Dealing with adult separation anxiety
Most grow out of it, but not all. Classic movie examples might include “Casablanca” where Ilsa (Ingrid Bergman) clings to Rick (Humphrey Bogart) shortly before they part forever and even the frighteningly bizarre Hollywood thriller “Psycho” where Norman Bates (Anthony Perkins) sleeps next to his mother long after she has died.
But, adult separation anxiety can persist from childhood into adulthood or even begin in adulthood. According to an article in the January 7, 2007, issue of the Harvard Mental Health Letter, one national survey found that 2 percent of the American adult population had suffered from separation anxiety in the previous year. The survey’s researchers estimated that in a third of these cases, childhood separation anxiety persisted into adulthood, while others had late onset, appearing first in late teens or early 20s and often much later adulthood.
An earlier study (part of a national comorbidity study) conducted by professor of psychiatry at Columbia University, Katherine Shear, M.D., and published in “Psychiatric News” 2005 found that approximately 7 percent of adult Americans had suffered from separation anxiety at least once in their lives, an even greater prevalence rate than that of childhood separation anxiety disorder, which is estimated by the statistics published by the Office of the Surgeon General to be 4 percent.
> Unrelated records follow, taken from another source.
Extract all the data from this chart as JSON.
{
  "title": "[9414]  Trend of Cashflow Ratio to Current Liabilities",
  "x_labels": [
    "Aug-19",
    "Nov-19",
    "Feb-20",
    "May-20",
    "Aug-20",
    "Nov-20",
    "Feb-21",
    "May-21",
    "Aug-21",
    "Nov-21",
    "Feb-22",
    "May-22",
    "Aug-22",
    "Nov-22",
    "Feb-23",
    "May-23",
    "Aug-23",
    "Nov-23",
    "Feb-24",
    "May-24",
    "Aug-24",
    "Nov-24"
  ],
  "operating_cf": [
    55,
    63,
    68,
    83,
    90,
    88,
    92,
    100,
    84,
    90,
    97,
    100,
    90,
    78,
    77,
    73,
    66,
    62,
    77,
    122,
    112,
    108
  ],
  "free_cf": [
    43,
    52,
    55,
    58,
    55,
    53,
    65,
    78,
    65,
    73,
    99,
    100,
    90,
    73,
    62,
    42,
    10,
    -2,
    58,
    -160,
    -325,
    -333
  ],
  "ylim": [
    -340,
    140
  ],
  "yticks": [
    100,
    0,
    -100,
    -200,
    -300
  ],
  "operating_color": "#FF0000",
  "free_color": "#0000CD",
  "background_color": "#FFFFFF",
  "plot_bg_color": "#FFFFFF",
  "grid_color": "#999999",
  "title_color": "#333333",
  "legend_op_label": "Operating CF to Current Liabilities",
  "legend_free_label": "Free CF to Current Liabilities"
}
Adolescents and adults with separation anxiety may worry about leaving someone close or going away on a trip. They may be anxious when unable to speak regularly to someone on the telephone with whom they feel close. They may feel extremely anxious about events that might separate them from people close to them, have nightmares about being away from home, find it difficult to sleep alone and develop other psychological and physical symptoms that overlap with other mood and anxiety disorders, especially panic disorder. By and large, symptoms mirror those found in childhood separation anxiety disorder disclosed in the first article of this series.
Traumatic or complicated grief may also be related to separation anxiety. Symptoms may include obsessive yearning after the person no longer with you, imagining of feeling his or her presence, ruminating about the events surrounding the loss and blaming oneself or others for the loss. A person who has always been anxious about parting is at increased risk for traumatic or complicated grief. Best treatment practices
The most widely used treatments for separation anxiety disorder are behavioral and cognitive therapies. Exposure therapy gradually accommodates the adult or child to increased distance from significant others or parents. Cognitive therapy teaches both how to identify and then how to resist unrealistic fears by restructuring them into a more assertive and adaptive framework. Relaxation training helps with physical symptoms and, finally, contingency management — rewards, praise and occasionally loss of privileges — sometimes proves effective (for adults as well as children).
Parents and/or significant others can be educated about the problem and trained in how to facilitate a loved one’s recovery from overwhelming fears. If family troubles are one source of the anxiety or serve unwittingly to reinforce fears or the adult or child is emulating an anxious significant other or parent, joint family therapy may be helpful. Studies have found that individual and group cognitive behavioral therapies are effective as is added family involvement.
No drugs are approved for separation anxiety in children. Selective serotonin reuptake inhibitors (Prozac and its cousins), the standard drug treatment for adult anxiety disorder, may be helpful, but little is known about the longterm risks and benefits in children. Physicians may be reluctant to prescribe antidepressant or anti-anxiety medication for children because of concerns about the potential for increased suicidal ideation and behavior.
Pharmacological therapies should be considered for use in an adjunct manner when the level of functional impairment is severe. For a child with severe separation anxiety and/or depression, conservative and closely monitored use of a prescribed medication by a licensed medical professional may be helpful.